Monday, 30 March 2015

Watch out – hire boaters about!

School Easter holidays have begun, the first hire boats have started to appear on the cut and the Grumpy Old Boaters are already started to grump. Witness the chalked message to Starline hire boaters on the bridge across Debdale Lock.
We're usually happy to see them. There's nothing like a hire boating family with some eager windlass clutching kids seemingly  always on the brink of falling in, a panic stricken mum up front and a blase dad at the helm steering a haphazard line across the canal to get you chuckling. Unless they're aiming at our boat of course. The only ones who we don't like are the gangs of beery blokes who've left their various missuses behind and gone off for a noisy, high speed, waterway pub crawl.
The canal is carved around the sandstone cliffs
And sometimes through them as here at Cookley Tunnel
I did knock our speed back a bit today though in anticipation of meeting a hire boat or two.
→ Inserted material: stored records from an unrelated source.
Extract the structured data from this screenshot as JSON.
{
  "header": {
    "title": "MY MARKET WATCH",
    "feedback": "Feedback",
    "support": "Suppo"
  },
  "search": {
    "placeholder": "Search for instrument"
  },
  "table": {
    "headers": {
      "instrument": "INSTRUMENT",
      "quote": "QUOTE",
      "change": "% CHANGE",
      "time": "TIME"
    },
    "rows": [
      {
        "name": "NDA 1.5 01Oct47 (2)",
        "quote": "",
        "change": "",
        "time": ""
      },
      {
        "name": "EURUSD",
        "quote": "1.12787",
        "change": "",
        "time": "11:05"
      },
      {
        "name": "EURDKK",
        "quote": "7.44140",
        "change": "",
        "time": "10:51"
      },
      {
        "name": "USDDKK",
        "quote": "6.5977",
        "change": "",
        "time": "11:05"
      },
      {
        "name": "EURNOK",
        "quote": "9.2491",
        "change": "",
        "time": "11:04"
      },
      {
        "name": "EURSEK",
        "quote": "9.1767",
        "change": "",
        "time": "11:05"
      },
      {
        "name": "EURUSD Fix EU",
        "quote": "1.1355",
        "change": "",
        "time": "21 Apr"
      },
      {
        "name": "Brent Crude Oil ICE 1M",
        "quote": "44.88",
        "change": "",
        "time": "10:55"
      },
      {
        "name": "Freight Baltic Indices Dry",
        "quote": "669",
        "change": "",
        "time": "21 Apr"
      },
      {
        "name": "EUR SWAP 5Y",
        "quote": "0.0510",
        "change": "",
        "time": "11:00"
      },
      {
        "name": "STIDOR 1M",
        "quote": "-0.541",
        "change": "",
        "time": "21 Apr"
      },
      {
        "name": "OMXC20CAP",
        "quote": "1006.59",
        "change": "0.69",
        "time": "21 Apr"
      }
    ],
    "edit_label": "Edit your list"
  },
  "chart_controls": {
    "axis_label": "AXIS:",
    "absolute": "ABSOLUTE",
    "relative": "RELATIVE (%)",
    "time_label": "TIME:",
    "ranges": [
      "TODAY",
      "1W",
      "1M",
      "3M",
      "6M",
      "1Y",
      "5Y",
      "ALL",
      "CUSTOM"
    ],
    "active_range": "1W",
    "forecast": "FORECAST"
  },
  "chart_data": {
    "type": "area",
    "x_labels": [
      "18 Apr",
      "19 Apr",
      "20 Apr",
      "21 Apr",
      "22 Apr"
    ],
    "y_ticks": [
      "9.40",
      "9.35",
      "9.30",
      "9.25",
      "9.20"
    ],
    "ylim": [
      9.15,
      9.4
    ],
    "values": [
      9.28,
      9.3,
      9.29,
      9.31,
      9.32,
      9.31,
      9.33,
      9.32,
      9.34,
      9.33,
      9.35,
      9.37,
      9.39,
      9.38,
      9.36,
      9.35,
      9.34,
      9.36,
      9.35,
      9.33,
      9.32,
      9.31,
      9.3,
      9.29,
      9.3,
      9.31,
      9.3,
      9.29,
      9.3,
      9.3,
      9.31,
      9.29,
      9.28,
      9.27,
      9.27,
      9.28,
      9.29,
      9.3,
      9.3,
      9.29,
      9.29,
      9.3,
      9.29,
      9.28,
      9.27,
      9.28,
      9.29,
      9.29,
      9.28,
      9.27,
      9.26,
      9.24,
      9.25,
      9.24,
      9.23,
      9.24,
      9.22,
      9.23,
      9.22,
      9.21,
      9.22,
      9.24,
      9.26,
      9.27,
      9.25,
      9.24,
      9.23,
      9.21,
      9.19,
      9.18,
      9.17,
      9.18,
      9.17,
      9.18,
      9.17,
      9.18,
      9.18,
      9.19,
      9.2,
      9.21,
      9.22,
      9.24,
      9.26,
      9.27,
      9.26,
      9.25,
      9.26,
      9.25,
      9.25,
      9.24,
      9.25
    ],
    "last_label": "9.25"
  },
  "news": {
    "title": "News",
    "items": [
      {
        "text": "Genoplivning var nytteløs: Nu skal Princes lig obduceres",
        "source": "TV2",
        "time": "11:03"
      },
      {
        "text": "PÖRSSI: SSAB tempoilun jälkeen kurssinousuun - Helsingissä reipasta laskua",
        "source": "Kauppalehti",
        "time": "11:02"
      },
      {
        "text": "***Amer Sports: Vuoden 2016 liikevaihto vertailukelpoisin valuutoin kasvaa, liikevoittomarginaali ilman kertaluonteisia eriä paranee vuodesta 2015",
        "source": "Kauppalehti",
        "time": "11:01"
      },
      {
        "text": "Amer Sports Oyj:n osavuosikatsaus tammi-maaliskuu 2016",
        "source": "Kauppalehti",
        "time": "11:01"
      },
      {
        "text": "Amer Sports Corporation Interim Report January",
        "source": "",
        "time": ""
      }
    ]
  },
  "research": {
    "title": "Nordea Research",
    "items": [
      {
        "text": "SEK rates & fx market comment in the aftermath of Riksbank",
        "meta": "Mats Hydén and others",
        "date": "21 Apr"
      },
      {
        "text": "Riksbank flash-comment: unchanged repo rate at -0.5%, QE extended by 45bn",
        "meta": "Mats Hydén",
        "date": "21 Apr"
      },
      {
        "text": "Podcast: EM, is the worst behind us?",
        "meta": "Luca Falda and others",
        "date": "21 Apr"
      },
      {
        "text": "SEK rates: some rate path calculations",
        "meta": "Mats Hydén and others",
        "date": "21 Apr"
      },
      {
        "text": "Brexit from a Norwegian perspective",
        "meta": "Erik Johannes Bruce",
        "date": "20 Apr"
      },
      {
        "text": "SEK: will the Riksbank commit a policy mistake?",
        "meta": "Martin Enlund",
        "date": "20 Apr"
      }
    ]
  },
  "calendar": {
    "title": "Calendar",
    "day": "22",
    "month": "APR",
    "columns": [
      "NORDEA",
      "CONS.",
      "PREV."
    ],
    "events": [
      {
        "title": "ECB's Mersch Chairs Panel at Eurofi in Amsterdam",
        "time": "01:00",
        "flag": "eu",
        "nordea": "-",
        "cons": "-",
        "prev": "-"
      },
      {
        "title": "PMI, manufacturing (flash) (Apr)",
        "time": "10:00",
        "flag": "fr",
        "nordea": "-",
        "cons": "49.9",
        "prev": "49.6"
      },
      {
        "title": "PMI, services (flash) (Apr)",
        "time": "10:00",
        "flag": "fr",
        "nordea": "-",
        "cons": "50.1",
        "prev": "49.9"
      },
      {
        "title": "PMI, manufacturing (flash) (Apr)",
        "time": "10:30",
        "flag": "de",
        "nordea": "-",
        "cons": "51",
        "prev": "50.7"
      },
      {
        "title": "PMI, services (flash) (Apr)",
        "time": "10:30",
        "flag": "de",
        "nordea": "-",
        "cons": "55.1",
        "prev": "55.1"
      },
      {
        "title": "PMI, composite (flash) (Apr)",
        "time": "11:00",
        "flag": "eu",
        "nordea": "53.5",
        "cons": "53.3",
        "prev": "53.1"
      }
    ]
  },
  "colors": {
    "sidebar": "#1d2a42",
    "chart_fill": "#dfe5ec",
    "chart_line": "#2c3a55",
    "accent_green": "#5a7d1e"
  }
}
The canal from Kinver through to Wolverton carves a narrow way through some hefty sandstone cliffs that look somewhat unforgiving should a newbie hire boater arrive round one of the tight bends.
It's a spectacular few miles though which must have caused a few headaches for the canal builders. Cookley Tunnel goes through the rockface (and has houses built above it), Debdale Lock is built into the rock and has a hewn out shelter for horses. The rocks everywhere are impressive; layer upon layer, worn away by time, eaten into in a myriad places to becomenesting spots for birds and small creatures. Makes me wish I'd done Geography GCE so I knew how it all came about. What good was Latin, eh?
Graham 'The Narrowboat Builder's Handbook' Booth and his boat 'Rome' live here
This is Whittington Horse Bridge and you can see why it got that name
Stunning view from high on the ridge above Kinver
Before we left Kinver we took a final walk along a footpath on the offside which took us high onto a wooded ridge above the canal and past a cluster of houses which have a beautiful setting but no road access at all – it's a quarter mile wheelbarrow push through the woods to get the shopping home.

Tonight we are moored just above Wolverley Lock listening to the wind get noisier and hoping that the hefty trees above us don't choose tonight to come adrift.